Because there’s a wide range of both insurance plans and phone bills, it’s not hard to see that an insurance plan could be cheaper month-to-month.
However, that’s all assuming the plan holder doesn’t get sick.
Health care isn’t all about affording the monthly premiums. When policyholders go to the doctor, they usually pay a fraction of the costs with deductibles and co-pays. The money consumers shell out at the doctor’s office doesn’t count as money they pay through the marketplaces, as Obama specified, but it’s easy to see how his audience could get tripped up by that distinction.
The law does specify the maximum amount a policyholder would have to pay out in a given year: $6,350 for an individual and $12,700 for a family.

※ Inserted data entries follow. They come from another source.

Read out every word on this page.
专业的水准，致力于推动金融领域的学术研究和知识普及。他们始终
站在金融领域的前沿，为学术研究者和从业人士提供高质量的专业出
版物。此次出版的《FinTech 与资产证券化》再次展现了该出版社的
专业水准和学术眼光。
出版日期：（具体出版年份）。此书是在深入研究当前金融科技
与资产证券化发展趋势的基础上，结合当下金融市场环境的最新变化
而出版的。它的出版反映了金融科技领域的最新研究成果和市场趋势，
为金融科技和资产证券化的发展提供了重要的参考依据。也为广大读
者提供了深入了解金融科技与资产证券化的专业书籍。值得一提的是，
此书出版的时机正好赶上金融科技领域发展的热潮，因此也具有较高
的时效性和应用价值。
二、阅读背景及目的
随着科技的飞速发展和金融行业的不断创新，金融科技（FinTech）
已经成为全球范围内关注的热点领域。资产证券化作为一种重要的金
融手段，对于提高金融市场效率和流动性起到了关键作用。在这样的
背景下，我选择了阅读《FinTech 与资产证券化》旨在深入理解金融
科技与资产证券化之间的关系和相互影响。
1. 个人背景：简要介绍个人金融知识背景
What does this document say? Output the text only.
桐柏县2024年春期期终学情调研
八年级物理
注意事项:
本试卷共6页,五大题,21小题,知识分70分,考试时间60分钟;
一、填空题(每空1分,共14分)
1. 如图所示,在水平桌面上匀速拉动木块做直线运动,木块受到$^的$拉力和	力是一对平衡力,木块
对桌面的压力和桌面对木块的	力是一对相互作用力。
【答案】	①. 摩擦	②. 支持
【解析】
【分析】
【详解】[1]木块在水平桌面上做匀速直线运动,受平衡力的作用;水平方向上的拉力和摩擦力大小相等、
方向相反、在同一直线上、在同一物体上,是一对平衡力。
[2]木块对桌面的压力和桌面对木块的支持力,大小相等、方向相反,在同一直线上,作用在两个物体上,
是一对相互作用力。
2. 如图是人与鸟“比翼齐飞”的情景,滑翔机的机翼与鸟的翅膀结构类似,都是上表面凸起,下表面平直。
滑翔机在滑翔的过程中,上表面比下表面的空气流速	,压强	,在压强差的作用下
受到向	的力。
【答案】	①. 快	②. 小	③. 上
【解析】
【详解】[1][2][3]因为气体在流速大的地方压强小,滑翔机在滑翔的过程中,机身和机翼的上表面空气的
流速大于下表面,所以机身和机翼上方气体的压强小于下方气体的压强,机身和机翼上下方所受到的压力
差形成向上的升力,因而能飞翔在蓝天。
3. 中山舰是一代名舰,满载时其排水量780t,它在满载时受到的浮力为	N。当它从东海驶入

Divide those figures by 12 and you get $529.17 and $1,058.33, respectively. Clearly, those numbers are greater than what anyone should be paying toward a cell phone bill. Granted, most won’t come close to hitting their maximums unless they get sick, but the possibility’s there.
Obama said under the Affordable Care Act, some U.S. residents could get health insurance for the same price as a monthly cell phone bill. There’s a wide range of plan costs, many of which are comparable to phone bills, especially for those who qualify for tax credits. A credible study indicates that about 56 percent of marketplace-eligible people could pay $100 or less. Obama was particularly careful in his phrasing, citing that precise study.
Still, health insurance isn't the same thing as a cell phone bill. It's insurance, so people who get sick will face additional costs in the form of co-pays and deductibles. Policyholders who get sick could be shelling out thousands of dollars each year for health care, much more than any cell phone bill.
Overall, we rate Obama’s claim Mostly True.